Reclaimed Hardwood Flooring...

Usually Has a Story...

because reclaimed hardwood flooring used to be something else:

-timber framing

-abandoned tobacco barns

-gymnasium bleachers

-sunken timber from a river bottom.

What a great way to get a wood floor without cutting down a single tree!

Reclaimed Douglas Fir

Reclaimed Antique Wood Floors

Demolition of Montgomery Wards
Baltimore, Maryland

Dumpster divers can accomplish the same thing by salvaging discarded flooring,

However, most of you tell me, "Never again."

The beauty of reclaimed hardwood flooring is the nails are gone, but the joinery is not.

It is, in fact, newly milled and in tact and ready to acclimate for install.

Acclimate. Acclimate. Acclimate, some more.

Mills that sell reclaimed wood products salvage and inventory wood from all over the country, even the world,

but rarely do they have a plan for how it is going to be used. Or a time frame.
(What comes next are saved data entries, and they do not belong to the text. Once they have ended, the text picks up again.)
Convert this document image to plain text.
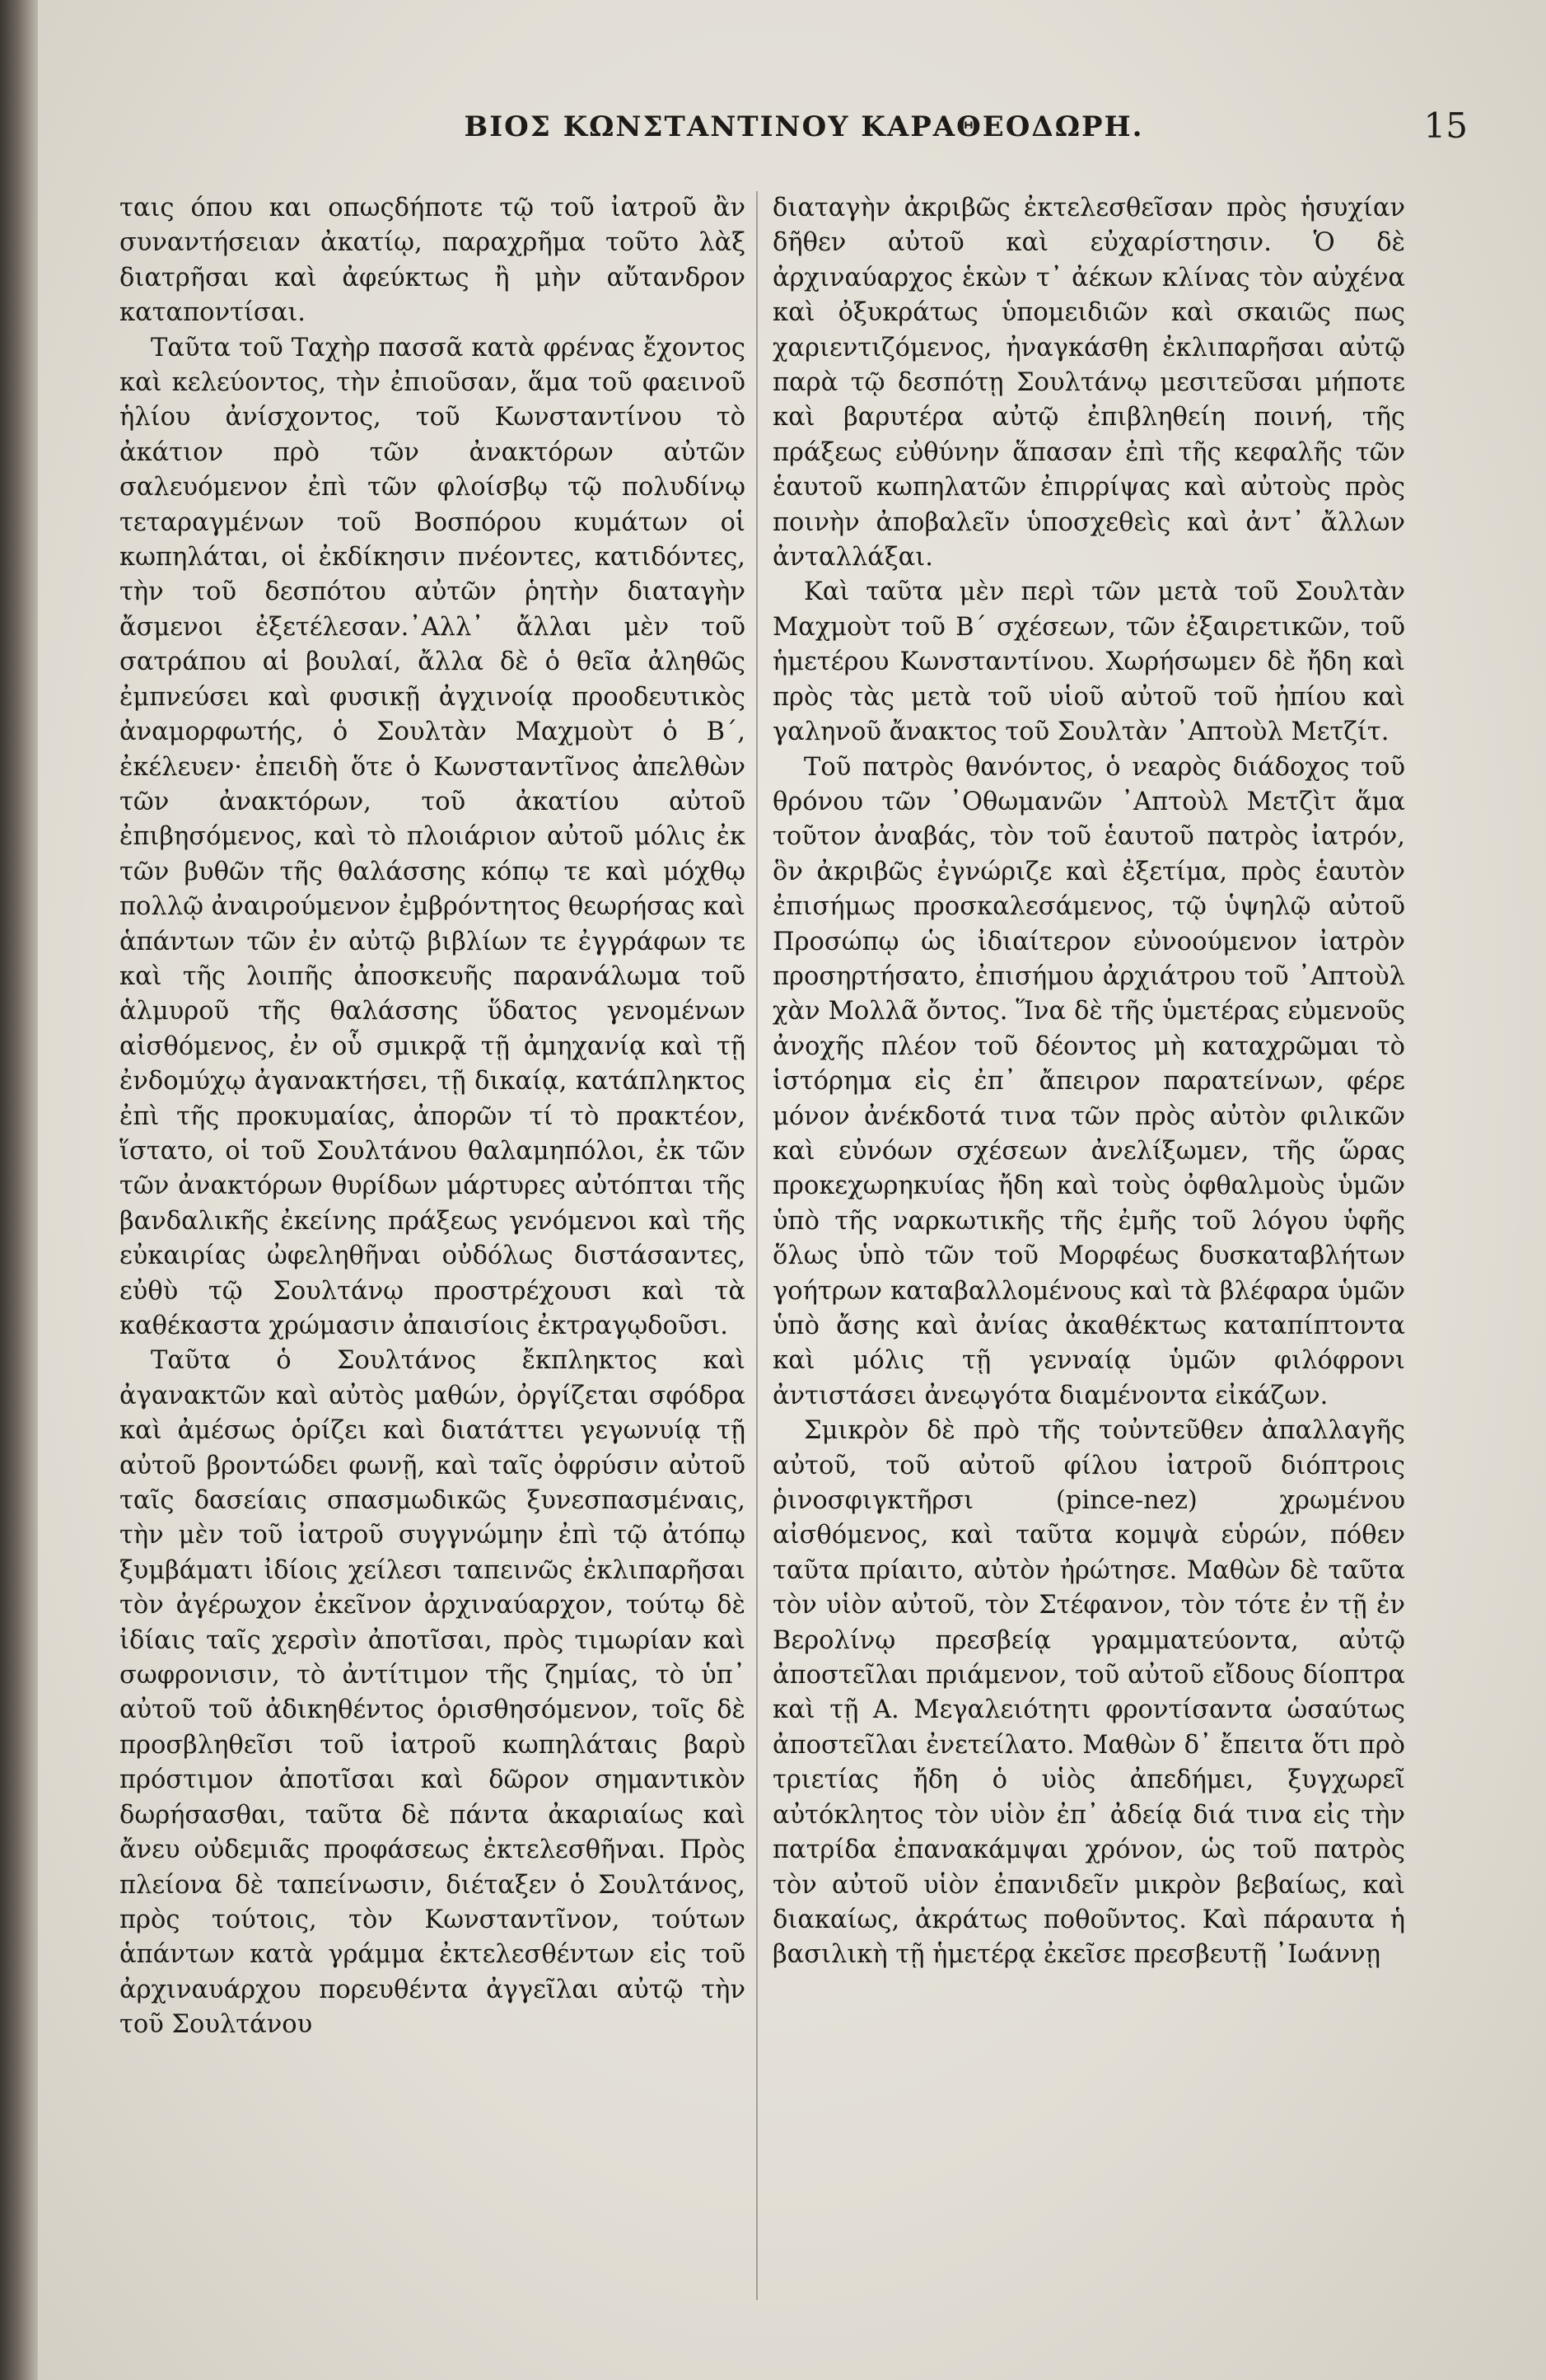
ΒΙΟΣ ΚΩΝΣΤΑΝΤΙΝΟΥ ΚΑΡΑΘΕΟΔΩΡΗ.	15

ταις όπου και οπωςδήποτε τῷ τοῦ ἰατροῦ ἂν συναντήσειαν ἀκατίῳ, παραχρῆμα τοῦτο λὰξ διατρῆσαι καὶ ἀφεύκτως ἢ μὴν αὔτανδρον καταποντίσαι.

Ταῦτα τοῦ Ταχὴρ πασσᾶ κατὰ φρένας ἔχοντος καὶ κελεύοντος, τὴν ἐπιοῦσαν, ἅμα τοῦ φαεινοῦ ἡλίου ἀνίσχοντος, τοῦ Κωνσταντίνου τὸ ἀκάτιον πρὸ τῶν ἀνακτόρων αὐτῶν σαλευόμενον ἐπὶ τῶν φλοίσβῳ τῷ πολυδίνῳ τεταραγμένων τοῦ Βοσπόρου κυμάτων οἱ κωπηλάται, οἱ ἐκδίκησιν πνέοντες, κατιδόντες, τὴν τοῦ δεσπότου αὐτῶν ῥητὴν διαταγὴν ἄσμενοι ἐξετέλεσαν.᾿Αλλ᾿ ἄλλαι μὲν τοῦ σατράπου αἱ βουλαί, ἄλλα δὲ ὁ θεῖα ἀληθῶς ἐμπνεύσει καὶ φυσικῇ ἀγχινοίᾳ προοδευτικὸς ἀναμορφωτής, ὁ Σουλτὰν Μαχμοὺτ ὁ Β΄, ἐκέλευεν· ἐπειδὴ ὅτε ὁ Κωνσταντῖνος ἀπελθὼν τῶν ἀνακτόρων, τοῦ ἀκατίου αὐτοῦ ἐπιβησόμενος, καὶ τὸ πλοιάριον αὐτοῦ μόλις ἐκ τῶν βυθῶν τῆς θαλάσσης κόπῳ τε καὶ μόχθῳ πολλῷ ἀναιρούμενον ἐμβρόντητος θεωρήσας καὶ ἁπάντων τῶν ἐν αὐτῷ βιβλίων τε ἐγγράφων τε καὶ τῆς λοιπῆς ἀποσκευῆς παρανάλωμα τοῦ ἁλμυροῦ τῆς θαλάσσης ὕδατος γενομένων αἰσθόμενος, ἐν οὗ σμικρᾷ τῇ ἀμηχανίᾳ καὶ τῇ ἐνδομύχῳ ἀγανακτήσει, τῇ δικαίᾳ, κατάπληκτος ἐπὶ τῆς προκυμαίας, ἀπορῶν τί τὸ πρακτέον, ἵστατο, οἱ τοῦ Σουλτάνου θαλαμηπόλοι, ἐκ τῶν τῶν ἀνακτόρων θυρίδων μάρτυρες αὐτόπται τῆς βανδαλικῆς ἐκείνης πράξεως γενόμενοι καὶ τῆς εὐκαιρίας ὠφεληθῆναι οὐδόλως διστάσαντες, εὐθὺ τῷ Σουλτάνῳ προστρέχουσι καὶ τὰ καθέκαστα χρώμασιν ἀπαισίοις ἐκτραγῳδοῦσι.

Ταῦτα ὁ Σουλτάνος ἔκπληκτος καὶ ἀγανακτῶν καὶ αὐτὸς μαθών, ὀργίζεται σφόδρα καὶ ἀμέσως ὁρίζει καὶ διατάττει γεγωνυίᾳ τῇ αὐτοῦ βροντώδει φωνῇ, καὶ ταῖς ὀφρύσιν αὐτοῦ ταῖς δασείαις σπασμωδικῶς ξυνεσπασμέναις, τὴν μὲν τοῦ ἰατροῦ συγγνώμην ἐπὶ τῷ ἀτόπῳ ξυμβάματι ἰδίοις χείλεσι ταπεινῶς ἐκλιπαρῆσαι τὸν ἀγέρωχον ἐκεῖνον ἀρχιναύαρχον, τούτῳ δὲ ἰδίαις ταῖς χερσὶν ἀποτῖσαι, πρὸς τιμωρίαν καὶ σωφρονισιν, τὸ ἀντίτιμον τῆς ζημίας, τὸ ὑπ᾿ αὐτοῦ τοῦ ἀδικηθέντος ὁρισθησόμενον, τοῖς δὲ προσβληθεῖσι τοῦ ἰατροῦ κωπηλάταις βαρὺ πρόστιμον ἀποτῖσαι καὶ δῶρον σημαντικὸν δωρήσασθαι, ταῦτα δὲ πάντα ἀκαριαίως καὶ ἄνευ οὐδεμιᾶς προφάσεως ἐκτελεσθῆναι. Πρὸς πλείονα δὲ ταπείνωσιν, διέταξεν ὁ Σουλτάνος, πρὸς τούτοις, τὸν Κωνσταντῖνον, τούτων ἁπάντων κατὰ γράμμα ἐκτελεσθέντων εἰς τοῦ ἀρχιναυάρχου πορευθέντα ἀγγεῖλαι αὐτῷ τὴν τοῦ Σουλτάνου

διαταγὴν ἀκριβῶς ἐκτελεσθεῖσαν πρὸς ἡσυχίαν δῆθεν αὐτοῦ καὶ εὐχαρίστησιν. Ὁ δὲ ἀρχιναύαρχος ἑκὼν τ᾿ ἀέκων κλίνας τὸν αὐχένα καὶ ὀξυκράτως ὑπομειδιῶν καὶ σκαιῶς πως χαριεντιζόμενος, ἠναγκάσθη ἐκλιπαρῆσαι αὐτῷ παρὰ τῷ δεσπότῃ Σουλτάνῳ μεσιτεῦσαι μήποτε καὶ βαρυτέρα αὐτῷ ἐπιβληθείη ποινή, τῆς πράξεως εὐθύνην ἅπασαν ἐπὶ τῆς κεφαλῆς τῶν ἑαυτοῦ κωπηλατῶν ἐπιρρίψας καὶ αὐτοὺς πρὸς ποινὴν ἀποβαλεῖν ὑποσχεθεὶς καὶ ἀντ᾿ ἄλλων ἀνταλλάξαι.

Καὶ ταῦτα μὲν περὶ τῶν μετὰ τοῦ Σουλτὰν Μαχμοὺτ τοῦ Β΄ σχέσεων, τῶν ἐξαιρετικῶν, τοῦ ἡμετέρου Κωνσταντίνου. Χωρήσωμεν δὲ ἤδη καὶ πρὸς τὰς μετὰ τοῦ υἱοῦ αὐτοῦ τοῦ ἠπίου καὶ γαληνοῦ ἄνακτος τοῦ Σουλτὰν ᾿Απτοὺλ Μετζίτ.

Τοῦ πατρὸς θανόντος, ὁ νεαρὸς διάδοχος τοῦ θρόνου τῶν ᾿Οθωμανῶν ᾿Απτοὺλ Μετζὶτ ἅμα τοῦτον ἀναβάς, τὸν τοῦ ἑαυτοῦ πατρὸς ἰατρόν, ὃν ἀκριβῶς ἐγνώριζε καὶ ἐξετίμα, πρὸς ἑαυτὸν ἐπισήμως προσκαλεσάμενος, τῷ ὑψηλῷ αὐτοῦ Προσώπῳ ὡς ἰδιαίτερον εὐνοούμενον ἰατρὸν προσηρτήσατο, ἐπισήμου ἀρχιάτρου τοῦ ᾿Απτοὺλ χὰν Μολλᾶ ὄντος. Ἵνα δὲ τῆς ὑμετέρας εὐμενοῦς ἀνοχῆς πλέον τοῦ δέοντος μὴ καταχρῶμαι τὸ ἱστόρημα εἰς ἐπ᾿ ἄπειρον παρατείνων, φέρε μόνον ἀνέκδοτά τινα τῶν πρὸς αὐτὸν φιλικῶν καὶ εὐνόων σχέσεων ἀνελίξωμεν, τῆς ὥρας προκεχωρηκυίας ἤδη καὶ τοὺς ὀφθαλμοὺς ὑμῶν ὑπὸ τῆς ναρκωτικῆς τῆς ἐμῆς τοῦ λόγου ὑφῆς ὅλως ὑπὸ τῶν τοῦ Μορφέως δυσκαταβλήτων γοήτρων καταβαλλομένους καὶ τὰ βλέφαρα ὑμῶν ὑπὸ ἄσης καὶ ἀνίας ἀκαθέκτως καταπίπτοντα καὶ μόλις τῇ γενναίᾳ ὑμῶν φιλόφρονι ἀντιστάσει ἀνεῳγότα διαμένοντα εἰκάζων.

Σμικρὸν δὲ πρὸ τῆς τοὐντεῦθεν ἀπαλλαγῆς αὐτοῦ, τοῦ αὐτοῦ φίλου ἰατροῦ διόπτροις ῥινοσφιγκτῆρσι (pince-nez) χρωμένου αἰσθόμενος, καὶ ταῦτα κομψὰ εὑρών, πόθεν ταῦτα πρίαιτο, αὐτὸν ἠρώτησε. Μαθὼν δὲ ταῦτα τὸν υἱὸν αὐτοῦ, τὸν Στέφανον, τὸν τότε ἐν τῇ ἐν Βερολίνῳ πρεσβείᾳ γραμματεύοντα, αὐτῷ ἀποστεῖλαι πριάμενον, τοῦ αὐτοῦ εἴδους δίοπτρα καὶ τῇ Α. Μεγαλειότητι φροντίσαντα ὡσαύτως ἀποστεῖλαι ἐνετείλατο. Μαθὼν δ᾿ ἔπειτα ὅτι πρὸ τριετίας ἤδη ὁ υἱὸς ἀπεδήμει, ξυγχωρεῖ αὐτόκλητος τὸν υἱὸν ἐπ᾿ ἀδείᾳ διά τινα εἰς τὴν πατρίδα ἐπανακάμψαι χρόνον, ὡς τοῦ πατρὸς τὸν αὐτοῦ υἱὸν ἐπανιδεῖν μικρὸν βεβαίως, καὶ διακαίως, ἀκράτως ποθοῦντος. Καὶ πάραυτα ἡ βασιλικὴ τῇ ἡμετέρᾳ ἐκεῖσε πρεσβευτῇ ᾿Ιωάννῃ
They are speculators, and gratefully so.

That means the rough salvaged material may sit in an out building for years through every season.

It may be covered, but it's not going to be kiln dried, necessarily.

You place the order. The mill fills the order. It's nifty and quick. Too quick, at times.

Slow down. When making inquiries:

Ask the following questions:

Do you own a kiln?

Can you tell me the moisture content of the material at this time?

No matter what, you or your installer should own a moisture meter and allow plenty of time for acclimation.

And don't be surprised if the floor opens up, anyway, come the first heating season.

What will the average board length be?

I'll never forget the poor woman who carefully selected her antique wood floor at a showroom before hiring me.

It was to be a handsome floor of 8 inch planks.

And, indeed, the boards were 8 inches wide, but 2 and 3 feet long!

Do you bundle the material, or is it loose?

This, of course, makes a huge difference for delivery.

Last question, do you end-match?

No, it's not a party game, funny man.

End-matching is the joinery on either end of a flooring board.

By convention, as you look down on a flooring board, if the edge facing away from you is a tongue, then the near edge is a groove.

And if that's the case, an end-matched board will have a groove in the end to the left and a tongue on the right.

That would be your end-matching.

Is it essential? No, but it does depend on how snug the side joinery is. The only way to know is to inspect other flooring produced at the mill.

No joinery in the butt ends leaves the potential for a squeak. Over level concrete, what does it matter? But if the subfloor is un-level or deflects with foot traffic,

then you may want to insist on end-matching your new reclaimed hardwood flooring and be willing to pay extra for it if that particular mill considers it to be a special order.